He said the computer system's capacity has been increased to handle 120,000 simultaneous connections, about double the peak usage in recent weeks, and by Tuesday 750 additional state employees will be trained to handle and process phone calls. Private call centers are also being given contracts to provide additional service. 

“It would take seven seconds just to connect through, that may have been okay in 1996 but not in 2020, so the capacity has improved,” DeSantis said.

We spoke with one person applying for unemployment benefits who told us the online portal wasn’t working any better for him. 

“It’s been four hours as we speak,” Stuart Wein said. 

We first spoke with Wein last week about his experience with the online system. He told us he has spent hours trying to input data and each time he gets kicked out with the system giving him an error message. 

“I tried to claim weeks, and it kept doing the same thing again, kicking me back to the beginning, and back to the beginning,” Wein said. 

But if applying online isn’t working, you can now apply using paper applications.

Applications can be downloaded at Floridajobs.org or picked up at local career source locations. 

Also, starting Tuesday, printed applications can be picked up at at these locations in Hialeah: 

  • Slade Park, 2501 West 74th Street, Hialeah, FL 33016
  • Goodlet Park, 4200 West 8th Avenue, Hialeah, FL 33012
  • John F. Kennedy Library, 190 West 49th Street, Hialeah, FL 33012
  • Babcock Park, 651 East 4th Avenue, Hialeah, FL 33010

Applications should be filled out and mailed back to the Florida Department of Economic Opportunity. 

Last week, 3.8 million calls were made to the department, 50% more than all of last year.

More than 520,000 Floridians have applied for unemployment since March 15, compared to 326,000 in all of last year.

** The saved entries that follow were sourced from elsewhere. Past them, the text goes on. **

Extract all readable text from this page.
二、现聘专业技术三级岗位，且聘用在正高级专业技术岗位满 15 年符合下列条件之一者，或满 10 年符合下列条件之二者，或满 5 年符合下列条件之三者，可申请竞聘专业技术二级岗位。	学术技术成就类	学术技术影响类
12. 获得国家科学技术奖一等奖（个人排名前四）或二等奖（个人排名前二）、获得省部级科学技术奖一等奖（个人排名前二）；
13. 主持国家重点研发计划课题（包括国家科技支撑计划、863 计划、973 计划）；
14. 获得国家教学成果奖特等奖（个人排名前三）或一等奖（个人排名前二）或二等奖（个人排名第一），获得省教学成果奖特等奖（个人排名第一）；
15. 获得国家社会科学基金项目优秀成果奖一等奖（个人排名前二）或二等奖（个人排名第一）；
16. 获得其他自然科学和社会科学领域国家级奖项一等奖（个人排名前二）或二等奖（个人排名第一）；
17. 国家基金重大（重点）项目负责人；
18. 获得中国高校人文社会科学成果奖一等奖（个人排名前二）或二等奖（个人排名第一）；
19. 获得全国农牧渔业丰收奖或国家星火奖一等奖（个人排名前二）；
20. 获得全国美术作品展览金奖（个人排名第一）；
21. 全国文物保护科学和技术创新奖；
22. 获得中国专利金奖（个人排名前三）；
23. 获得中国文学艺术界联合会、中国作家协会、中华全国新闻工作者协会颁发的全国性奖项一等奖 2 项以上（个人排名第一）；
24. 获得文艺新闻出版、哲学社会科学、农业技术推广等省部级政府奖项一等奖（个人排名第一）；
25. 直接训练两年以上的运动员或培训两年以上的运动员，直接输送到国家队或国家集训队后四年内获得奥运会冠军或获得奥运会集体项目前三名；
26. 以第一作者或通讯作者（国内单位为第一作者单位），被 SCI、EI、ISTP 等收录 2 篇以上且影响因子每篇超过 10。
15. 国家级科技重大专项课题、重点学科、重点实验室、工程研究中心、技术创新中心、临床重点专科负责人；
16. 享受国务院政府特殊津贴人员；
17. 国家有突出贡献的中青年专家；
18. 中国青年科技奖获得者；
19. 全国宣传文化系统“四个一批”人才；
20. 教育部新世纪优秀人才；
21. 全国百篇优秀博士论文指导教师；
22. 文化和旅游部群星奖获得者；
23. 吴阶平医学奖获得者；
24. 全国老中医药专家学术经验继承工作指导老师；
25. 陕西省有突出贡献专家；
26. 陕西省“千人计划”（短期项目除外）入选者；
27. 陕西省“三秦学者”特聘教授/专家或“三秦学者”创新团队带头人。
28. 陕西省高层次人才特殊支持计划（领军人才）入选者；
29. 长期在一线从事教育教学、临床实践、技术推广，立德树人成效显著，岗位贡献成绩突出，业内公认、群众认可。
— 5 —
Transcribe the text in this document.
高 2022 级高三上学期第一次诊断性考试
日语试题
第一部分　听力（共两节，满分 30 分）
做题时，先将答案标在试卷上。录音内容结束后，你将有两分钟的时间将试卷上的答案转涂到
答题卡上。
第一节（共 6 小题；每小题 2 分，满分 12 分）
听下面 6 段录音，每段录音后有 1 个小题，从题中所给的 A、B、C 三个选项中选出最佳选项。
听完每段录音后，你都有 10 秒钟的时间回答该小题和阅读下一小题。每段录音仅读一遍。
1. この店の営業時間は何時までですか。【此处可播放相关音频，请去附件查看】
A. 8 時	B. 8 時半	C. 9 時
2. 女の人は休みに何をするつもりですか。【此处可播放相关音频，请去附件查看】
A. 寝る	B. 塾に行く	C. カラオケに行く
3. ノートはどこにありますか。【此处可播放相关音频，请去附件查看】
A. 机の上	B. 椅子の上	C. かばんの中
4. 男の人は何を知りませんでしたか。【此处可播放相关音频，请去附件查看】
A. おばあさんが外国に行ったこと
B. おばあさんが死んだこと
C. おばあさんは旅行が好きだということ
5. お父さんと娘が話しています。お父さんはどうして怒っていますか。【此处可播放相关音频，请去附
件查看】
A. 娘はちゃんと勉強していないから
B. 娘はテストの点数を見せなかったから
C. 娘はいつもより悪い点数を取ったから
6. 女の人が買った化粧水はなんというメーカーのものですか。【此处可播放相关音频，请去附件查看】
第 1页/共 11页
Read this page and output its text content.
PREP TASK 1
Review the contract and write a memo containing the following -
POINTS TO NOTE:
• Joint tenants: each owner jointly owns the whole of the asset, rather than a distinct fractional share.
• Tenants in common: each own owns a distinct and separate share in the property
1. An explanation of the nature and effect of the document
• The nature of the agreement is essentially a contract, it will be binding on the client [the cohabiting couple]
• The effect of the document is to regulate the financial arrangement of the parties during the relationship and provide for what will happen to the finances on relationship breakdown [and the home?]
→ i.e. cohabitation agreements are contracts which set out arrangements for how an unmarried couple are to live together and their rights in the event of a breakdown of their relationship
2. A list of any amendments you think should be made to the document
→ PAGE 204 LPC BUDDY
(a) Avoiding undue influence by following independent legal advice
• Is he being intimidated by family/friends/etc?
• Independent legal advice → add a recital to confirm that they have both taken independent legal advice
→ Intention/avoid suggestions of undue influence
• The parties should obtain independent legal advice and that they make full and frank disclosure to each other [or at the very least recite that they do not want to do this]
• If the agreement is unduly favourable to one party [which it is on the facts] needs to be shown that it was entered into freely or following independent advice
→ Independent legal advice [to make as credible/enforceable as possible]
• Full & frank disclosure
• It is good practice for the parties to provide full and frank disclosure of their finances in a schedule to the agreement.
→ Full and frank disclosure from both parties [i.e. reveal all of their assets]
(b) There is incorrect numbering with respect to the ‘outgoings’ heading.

"We are in a position where people have lost their jobs, they are looking for relief and they were having a lot of difficulty," DeSantis said. “People were on this site and it was timing out. People would go hours and hours upon end and it was totally unacceptable. You have a single mother who no longer has a job, who has to worry about how the rent is going to be paid, how food is going to be put on the table. We want this system to be accessible.”